動く死体、兵士の肉体を操っていたものは兵士が死んだ後、その原因を究明するために施術が施された際偶然に発見された。
脳幹にへばりつくように
なぜ、あのような凄惨な事態が起きたのか?
それは、意識を喪わせること無く肉体のコントロールのみを奪い取り、生きた奴隷を創り上げる。
そこまでは解りはする、だがそれが人工物であると言うのがあまりにも不可解だ。
CEに至ってなお、その技術は高すぎるものであった。人体を操り、あまつさえ自律行動を取りながら生命活動を停止させてなおそれを人形のように使う。
こんなものを開発したやつは、きっと倫理観等捨ててしまっているに違いない。
誰が何のために創り上げたのか、それを調べるために元凶を見つける為に彼女等は急いでいた。
「そう言えば、ウズミ様の遺産…何だったの?」
「………、MSだった。旧い設計思想だって、でも性能がピンだから今のオーブには必要なものだしフラガ少佐なら使いこなせるだろうって。平和の為にと、争いを起こさない為に力が必要だと…
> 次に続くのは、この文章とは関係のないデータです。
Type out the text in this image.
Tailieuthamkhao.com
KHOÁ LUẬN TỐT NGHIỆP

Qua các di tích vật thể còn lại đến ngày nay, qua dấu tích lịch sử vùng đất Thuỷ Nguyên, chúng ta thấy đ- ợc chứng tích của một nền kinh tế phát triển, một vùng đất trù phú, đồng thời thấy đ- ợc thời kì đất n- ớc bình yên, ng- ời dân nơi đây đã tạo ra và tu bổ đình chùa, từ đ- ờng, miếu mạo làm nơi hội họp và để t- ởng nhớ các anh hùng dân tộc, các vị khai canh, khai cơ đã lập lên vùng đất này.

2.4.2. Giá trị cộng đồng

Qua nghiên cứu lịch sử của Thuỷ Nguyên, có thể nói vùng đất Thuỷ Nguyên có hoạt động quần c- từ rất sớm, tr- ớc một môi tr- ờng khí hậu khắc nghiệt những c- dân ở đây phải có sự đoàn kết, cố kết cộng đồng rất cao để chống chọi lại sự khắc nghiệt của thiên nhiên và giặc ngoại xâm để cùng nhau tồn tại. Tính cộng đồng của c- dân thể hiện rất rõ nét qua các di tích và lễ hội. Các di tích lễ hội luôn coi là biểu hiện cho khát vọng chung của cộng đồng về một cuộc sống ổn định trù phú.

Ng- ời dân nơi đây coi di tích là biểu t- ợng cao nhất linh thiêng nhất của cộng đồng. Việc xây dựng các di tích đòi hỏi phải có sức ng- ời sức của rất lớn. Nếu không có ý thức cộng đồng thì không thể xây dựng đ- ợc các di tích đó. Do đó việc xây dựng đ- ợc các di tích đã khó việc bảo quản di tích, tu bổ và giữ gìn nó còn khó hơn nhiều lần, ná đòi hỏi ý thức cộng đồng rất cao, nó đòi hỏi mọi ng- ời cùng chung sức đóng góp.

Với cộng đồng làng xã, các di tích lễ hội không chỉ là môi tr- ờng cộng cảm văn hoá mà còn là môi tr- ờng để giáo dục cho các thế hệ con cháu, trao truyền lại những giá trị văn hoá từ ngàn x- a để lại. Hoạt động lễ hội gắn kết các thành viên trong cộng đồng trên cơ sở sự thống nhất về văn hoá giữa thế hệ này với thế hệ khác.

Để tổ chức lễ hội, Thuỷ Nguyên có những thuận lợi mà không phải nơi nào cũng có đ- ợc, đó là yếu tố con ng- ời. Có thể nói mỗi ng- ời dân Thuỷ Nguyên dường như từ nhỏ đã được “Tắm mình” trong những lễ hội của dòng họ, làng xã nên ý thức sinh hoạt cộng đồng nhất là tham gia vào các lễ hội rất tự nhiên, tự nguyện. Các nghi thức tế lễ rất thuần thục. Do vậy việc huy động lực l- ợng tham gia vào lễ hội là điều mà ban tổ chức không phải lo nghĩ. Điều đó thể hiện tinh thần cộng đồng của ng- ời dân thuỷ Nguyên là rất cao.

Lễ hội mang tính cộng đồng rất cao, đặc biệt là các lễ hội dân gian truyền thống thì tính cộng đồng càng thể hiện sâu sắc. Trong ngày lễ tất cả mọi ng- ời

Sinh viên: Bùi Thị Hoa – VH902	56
それよりもだ!お前、ムラサメの設計図盗み見しただろ!」
今は関係のない話、だが思考を少し休ませるためにヤバい話をするのはあまりよろしくはないだろう。
だが、実際問題はカガリが知るよりも深刻である。なにせモルゲンレーテは事あるごとに、キラに助言を求めているのだ。
そんな事ここのプログラマ達なら公然の秘密であるから、耳を傾ける事などしない。
「うん…、ごめんね。だけど、正当な報酬だと思うけどね?」
とキラが言うと周囲の人間に目配せする、皆画面を覗き込んでいるが、顔は笑っていない。
「兎も角だ、それ以上の面倒事は辞めろ良いな!」
カガリは知らない、ムラサメの設計図は既にファクトリーに送られ、キラ専用の機体の設計に組み込まれていると言うことを。
「解ってるよ。平和の為に作られたんだから、それを戦争に使うなんて間違ってるからね。もしかすると、コレも平和の為に作られたのかも…」
彼の呟きが聞かれることはなかった。